Wednesday - 1/12/2011, 7:16pm EST

By Jared Serbu
Reporter
Federal News Radio

Consolidation of hardware and software systems will reduce the Air Force's IT costs by 25 percent, the service's head said Wednesday.

Air Force Secretary Mike Donley told a breakfast meeting sponsored by the Air Force Association in Arlington, Va., that he intends to shrink five-year IT costs by $1.2 billion.

"There are significant initiatives underway within the department to consolidate data centers and do our computer networking and cyber work more efficiently," Donley said. "The Air Force embarked on this a couple of years ago. We recognized the need to get a more centralized approach underway on IT. This was a theme as we were putting together the 24th Air Force. It is now a theme across the department, so we think there are some opportunities for some significant savings."

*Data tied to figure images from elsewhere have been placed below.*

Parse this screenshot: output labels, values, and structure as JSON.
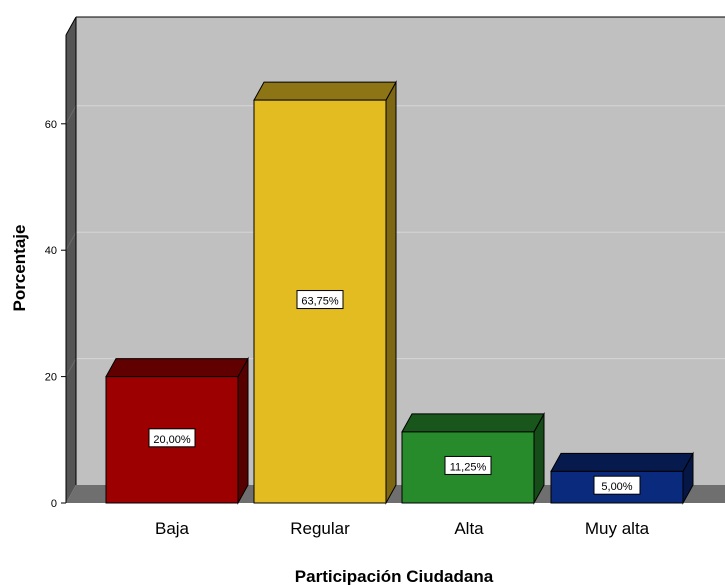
{
  "chart_data": {
    "type": "bar",
    "categories": [
      "Baja",
      "Regular",
      "Alta",
      "Muy alta"
    ],
    "values": [
      20.0,
      63.75,
      11.25,
      5.0
    ],
    "data_labels": [
      "20,00%",
      "63,75%",
      "11,25%",
      "5,00%"
    ],
    "colors": [
      "#9c0000",
      "#e3bc22",
      "#278a2b",
      "#0a2a7e"
    ],
    "title": "",
    "xlabel": "Participación Ciudadana",
    "ylabel": "Porcentaje",
    "yticks": [
      0,
      20,
      40,
      60
    ],
    "ylim": [
      0,
      70
    ],
    "grid": true,
    "style": "3d-bar"
  }
}
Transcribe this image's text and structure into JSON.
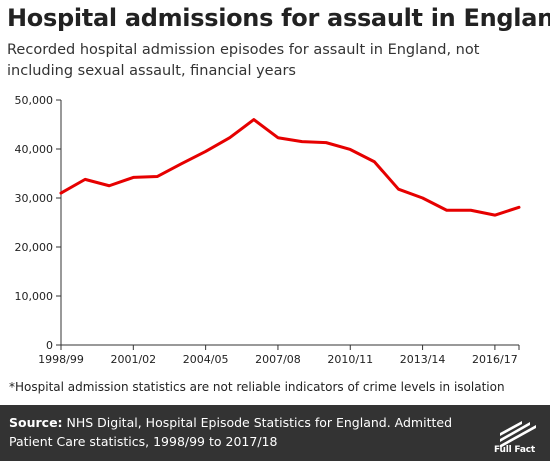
{
  "chart_data": {
    "type": "line",
    "title": "Hospital admissions for assault in England",
    "subtitle": "Recorded hospital admission episodes for assault in England, not including sexual assault, financial years",
    "xlabel": "",
    "ylabel": "",
    "categories": [
      "1998/99",
      "1999/00",
      "2000/01",
      "2001/02",
      "2002/03",
      "2003/04",
      "2004/05",
      "2005/06",
      "2006/07",
      "2007/08",
      "2008/09",
      "2009/10",
      "2010/11",
      "2011/12",
      "2012/13",
      "2013/14",
      "2014/15",
      "2015/16",
      "2016/17",
      "2017/18"
    ],
    "x_tick_labels": [
      "1998/99",
      "2001/02",
      "2004/05",
      "2007/08",
      "2010/11",
      "2013/14",
      "2016/17"
    ],
    "y_ticks": [
      "0",
      "10,000",
      "20,000",
      "30,000",
      "40,000",
      "50,000"
    ],
    "ylim": [
      0,
      50000
    ],
    "series": [
      {
        "values": [
          31000,
          33800,
          32500,
          34200,
          34400,
          37000,
          39500,
          42300,
          46000,
          42300,
          41500,
          41300,
          39900,
          37400,
          31800,
          30000,
          27500,
          27500,
          26500,
          28100
        ],
        "color": "#e60000"
      }
    ],
    "grid": false
  },
  "footnote": "*Hospital admission statistics are not reliable indicators of crime levels in isolation",
  "footer": {
    "source_label": "Source:",
    "source_text": " NHS Digital, Hospital Episode Statistics for England. Admitted Patient Care statistics, 1998/99 to 2017/18",
    "logo_text": "Full Fact"
  }
}
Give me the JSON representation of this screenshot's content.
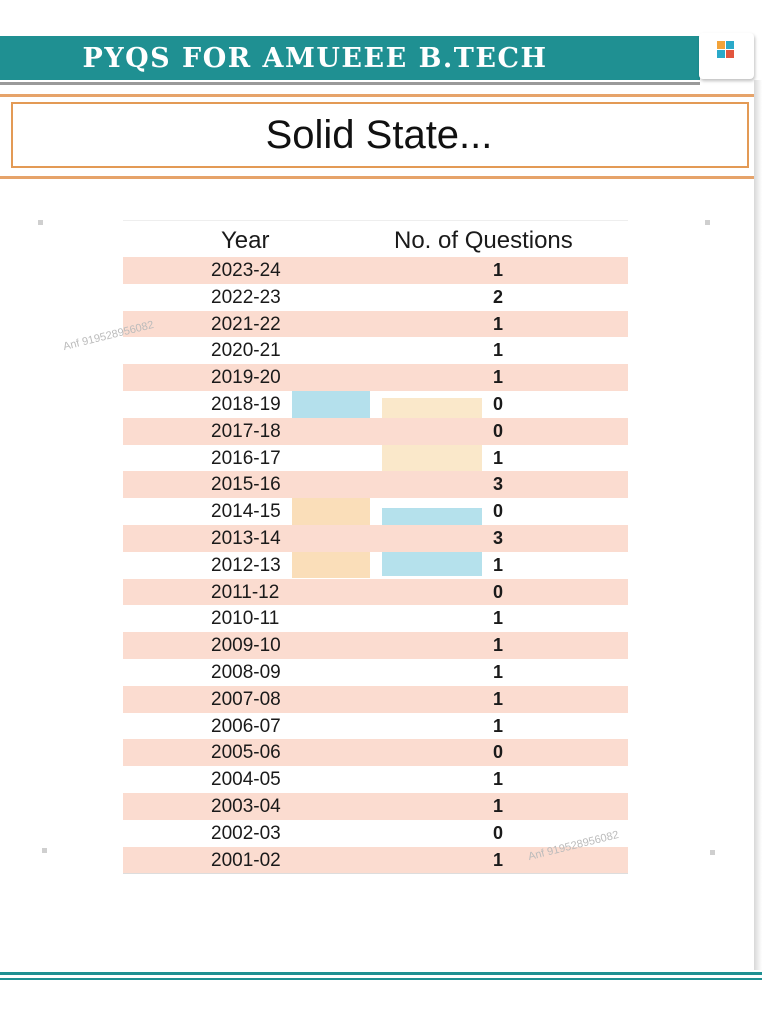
{
  "header": {
    "title": "PYQS FOR AMUEEE B.TECH"
  },
  "topic": {
    "title": "Solid State..."
  },
  "table": {
    "columns": [
      "Year",
      "No. of Questions"
    ],
    "rows": [
      {
        "year": "2023-24",
        "count": "1"
      },
      {
        "year": "2022-23",
        "count": "2"
      },
      {
        "year": "2021-22",
        "count": "1"
      },
      {
        "year": "2020-21",
        "count": "1"
      },
      {
        "year": "2019-20",
        "count": "1"
      },
      {
        "year": "2018-19",
        "count": "0"
      },
      {
        "year": "2017-18",
        "count": "0"
      },
      {
        "year": "2016-17",
        "count": "1"
      },
      {
        "year": "2015-16",
        "count": "3"
      },
      {
        "year": "2014-15",
        "count": "0"
      },
      {
        "year": "2013-14",
        "count": "3"
      },
      {
        "year": "2012-13",
        "count": "1"
      },
      {
        "year": "2011-12",
        "count": "0"
      },
      {
        "year": "2010-11",
        "count": "1"
      },
      {
        "year": "2009-10",
        "count": "1"
      },
      {
        "year": "2008-09",
        "count": "1"
      },
      {
        "year": "2007-08",
        "count": "1"
      },
      {
        "year": "2006-07",
        "count": "1"
      },
      {
        "year": "2005-06",
        "count": "0"
      },
      {
        "year": "2004-05",
        "count": "1"
      },
      {
        "year": "2003-04",
        "count": "1"
      },
      {
        "year": "2002-03",
        "count": "0"
      },
      {
        "year": "2001-02",
        "count": "1"
      }
    ]
  },
  "watermark_texts": [
    "Anf 919528956082",
    "Anf 919528956082"
  ],
  "colors": {
    "header_band": "#1f9092",
    "frame_accent": "#e39a55",
    "row_shade": "#fbdcd0",
    "logo_blue": "#2aa9c9",
    "logo_orange": "#f2a33a",
    "logo_red": "#e2553d"
  },
  "icons": {
    "logo": "brand-logo-icon"
  }
}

The 24th Air Force serves as the service's cyber command.

The IT savings are part of a $34 billion dollar package of efficiencies that the Air Force identified in response to Defense Secretary Robert Gates' directive to the military branches to come up with a collective $100 billion in savings. The savings will largely be reinvested into the individual services, Gates said when he announced an overview of the budget reprioritizations last week.

Among some of the other specifics Donley revealed Wednesday:

  • The Air Force will consolidate the Air Operations Centers at Davis-Monthan Air Force Base in Arizona and Tindal Air Force Base in Florida into one. The centers for European Command and Africa Command will also be combined. Donley said the Air Force would use its existing strategic basing process to decide which centers would be absorbed into which.

  • Three numbered Air Forces will be inactivated, with some of their functions combined with other commands: The 19th at Ramstein Air Base in Germany; the 13th Pearl Harbor, Hawaii; 17th at Randolph Air Force Base in Texas.

  • The Air Force will save money by starting a more cost efficient buying program for satellites - some of the biggest acquisitions for the service. It will involve procuring new satellites in blocks, even when a block is made up of only two satellites.